L’organisation du Festival de la galette de sarrasin de Louiseville est manifestement plus optimiste qu’il y a deux mois.

Festival de la galette de sarrasin de Louiseville

L’organisation du Festival de la galette de sarrasin de Louiseville est manifestement plus optimiste qu’il y a deux mois, alors qu’on disait ignorer si l’événement aura lieu cet automne ou non. Le président du Festival, André Auger, ne peut promettre la tenue de l’événement, mais il assure que les festivaliers auront quelque chose à se mettre sous la dent pour patienter.

«Tant qu’à organiser des spectacles qui sont onéreux pour que personne ne vienne parce qu’ils ont trop peur de se rassembler, ça ne vaut pas la peine. Et puis sachant qu’on peut rassembler jusqu’à 30 000 personnes dans la rue, d’après moi, ça ne tient pas la route. Mais c’est sûr qu’on va faire quelque chose, probablement virtuel, pour que les gens n’oublient pas le festival», promet-il.

Festival du cochon

Tout comme M. Auger, la présidente du CA du Festival du cochon de Sainte-Perpétue, Julie Goudreau-Boisclair, ignore si l’événement pourra avoir lieu cette année. Mais comme son collègue de Louiseville, elle souhaite trouver une façon de faire patienter ses festivaliers.

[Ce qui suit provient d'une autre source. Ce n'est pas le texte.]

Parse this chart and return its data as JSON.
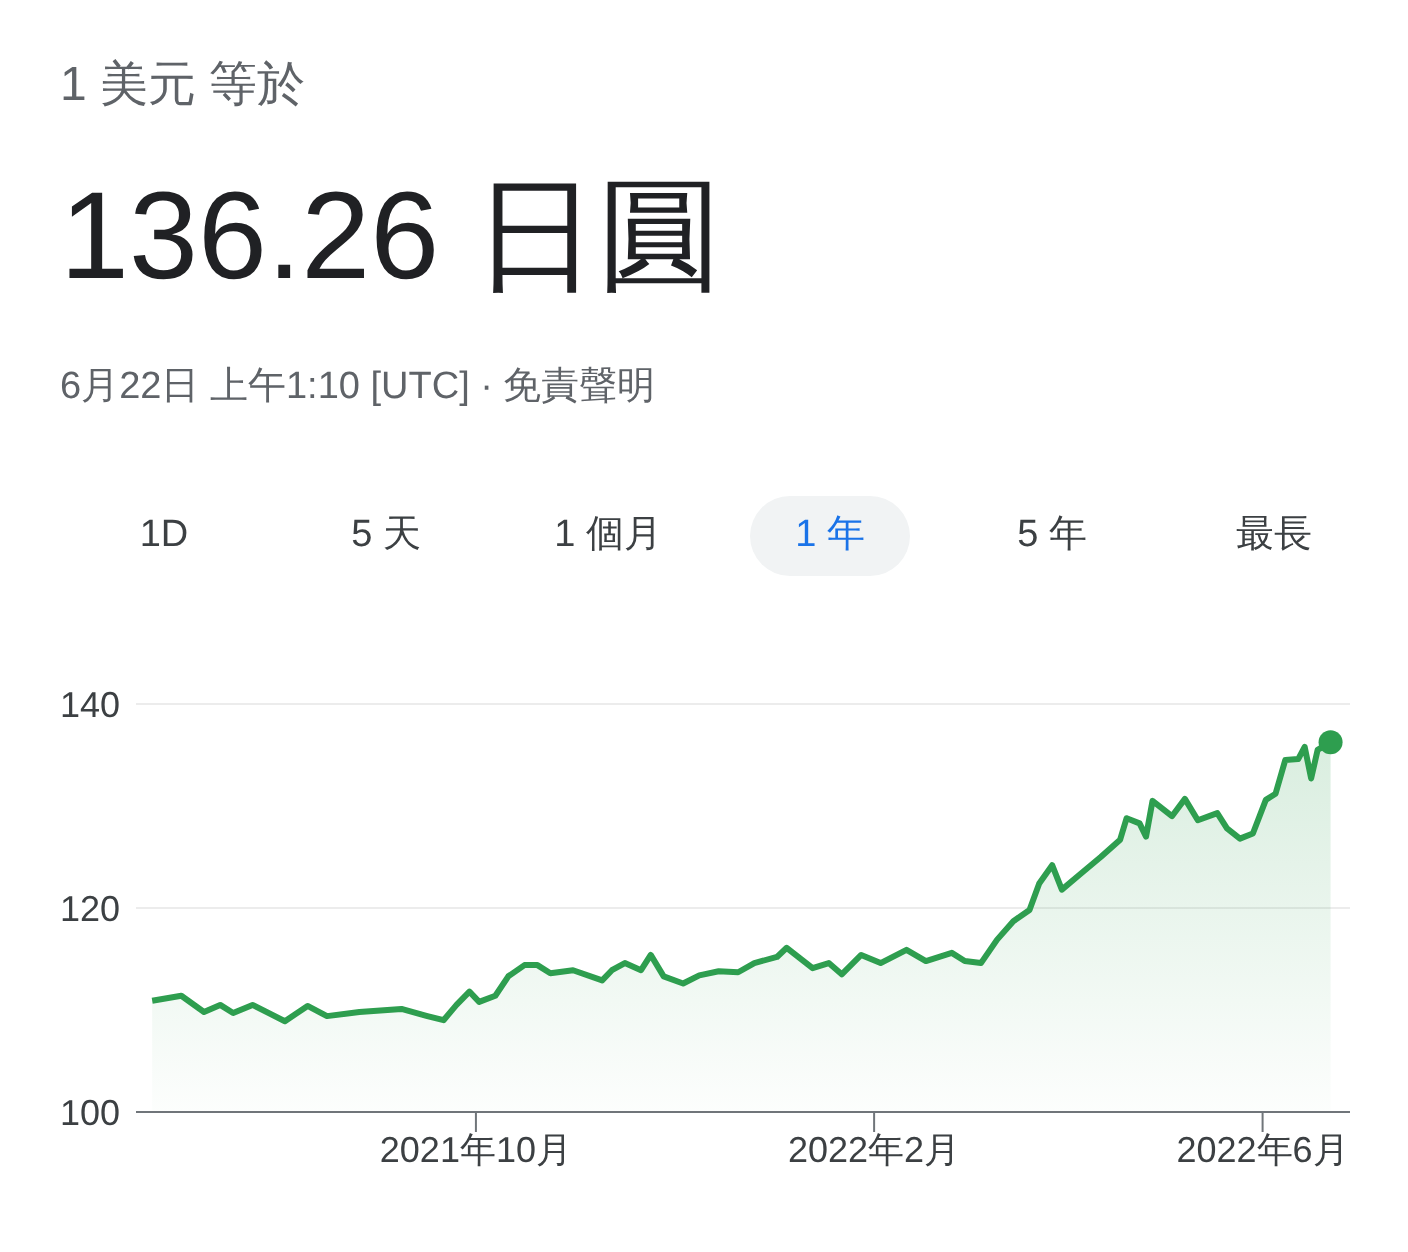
{
  "chart_data": {
    "type": "area",
    "title": "1 美元 等於",
    "subtitle": "136.26 日圓",
    "annotations": [
      "6月22日 上午1:10 [UTC] · 免責聲明",
      "1D",
      "5 天",
      "1 個月",
      "1 年",
      "5 年",
      "最長"
    ],
    "x": [
      "2021-06-23",
      "2021-07-02",
      "2021-07-09",
      "2021-07-14",
      "2021-07-18",
      "2021-07-24",
      "2021-08-03",
      "2021-08-10",
      "2021-08-16",
      "2021-08-26",
      "2021-09-08",
      "2021-09-16",
      "2021-09-21",
      "2021-09-25",
      "2021-09-29",
      "2021-10-02",
      "2021-10-07",
      "2021-10-11",
      "2021-10-16",
      "2021-10-20",
      "2021-10-24",
      "2021-10-31",
      "2021-11-09",
      "2021-11-12",
      "2021-11-16",
      "2021-11-21",
      "2021-11-24",
      "2021-11-28",
      "2021-12-04",
      "2021-12-09",
      "2021-12-15",
      "2021-12-21",
      "2021-12-26",
      "2022-01-02",
      "2022-01-05",
      "2022-01-13",
      "2022-01-18",
      "2022-01-22",
      "2022-01-28",
      "2022-02-03",
      "2022-02-11",
      "2022-02-17",
      "2022-02-25",
      "2022-03-01",
      "2022-03-06",
      "2022-03-11",
      "2022-03-16",
      "2022-03-21",
      "2022-03-24",
      "2022-03-28",
      "2022-03-31",
      "2022-04-06",
      "2022-04-12",
      "2022-04-18",
      "2022-04-20",
      "2022-04-24",
      "2022-04-26",
      "2022-04-28",
      "2022-05-04",
      "2022-05-08",
      "2022-05-12",
      "2022-05-18",
      "2022-05-21",
      "2022-05-25",
      "2022-05-29",
      "2022-06-02",
      "2022-06-05",
      "2022-06-08",
      "2022-06-12",
      "2022-06-14",
      "2022-06-16",
      "2022-06-18",
      "2022-06-22"
    ],
    "series": [
      {
        "color": "#2e9e4f",
        "values": [
          110.9,
          111.4,
          109.8,
          110.5,
          109.7,
          110.5,
          108.9,
          110.4,
          109.4,
          109.8,
          110.1,
          109.4,
          109.0,
          110.5,
          111.8,
          110.8,
          111.4,
          113.3,
          114.4,
          114.4,
          113.6,
          113.9,
          112.9,
          113.9,
          114.6,
          113.9,
          115.4,
          113.3,
          112.6,
          113.4,
          113.8,
          113.7,
          114.6,
          115.2,
          116.1,
          114.1,
          114.6,
          113.5,
          115.4,
          114.6,
          115.9,
          114.8,
          115.6,
          114.8,
          114.6,
          116.9,
          118.7,
          119.8,
          122.4,
          124.2,
          121.8,
          123.4,
          125.0,
          126.7,
          128.8,
          128.3,
          127.0,
          130.5,
          129.0,
          130.7,
          128.6,
          129.3,
          127.8,
          126.8,
          127.3,
          130.6,
          131.2,
          134.5,
          134.6,
          135.8,
          132.7,
          135.5,
          136.26
        ]
      }
    ],
    "xlim": [
      "2021-06-18",
      "2022-06-28"
    ],
    "xticks": [
      {
        "value": "2021-10-01",
        "label": "2021年10月"
      },
      {
        "value": "2022-02-01",
        "label": "2022年2月"
      },
      {
        "value": "2022-06-01",
        "label": "2022年6月"
      }
    ],
    "ylim": [
      100,
      140
    ],
    "yticks": [
      100,
      120,
      140
    ],
    "grid": "y"
  }
}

«Le nouveau conseil d’administration examine toutes les options possibles pour garder l’esprit du Festival bien vivant et tourné vers l’avenir», a-t-elle affirmé par courriel au Nouvelliste.

Challenge 255

Le Nouvelliste n’a pas été en mesure de joindre un membre de l’organisation du Challenge 255 de Baie-du-Febvre. Sur son site internet, l’événement annonce toujours que l’édition 2021 aura lieu du 19 au 22 août prochain.

Festival des 5 sens

Pour le moment, rien ne semble encore décidé quant à la tenue ou non du Festival des 5 sens de Sainte-Sophie-de-Lévrard. L’organisation indique toutefois qu’une annonce officielle sera faite éventuellement sur sa page Facebook.

Festival de la truite mouchetée

Le sort du Festival de la truite mouchetée de Saint-Alexis-des-Monts a été scellé le mois dernier, alors que l’organisation a décidé d’annuler pour deuxième année l’événement. Selon le président du comité organisateur, René Lemay, les conditions actuelles, notamment la limite de 250 personnes à un spectacle ou un événement, auraient fait perdre de l’argent au Festival.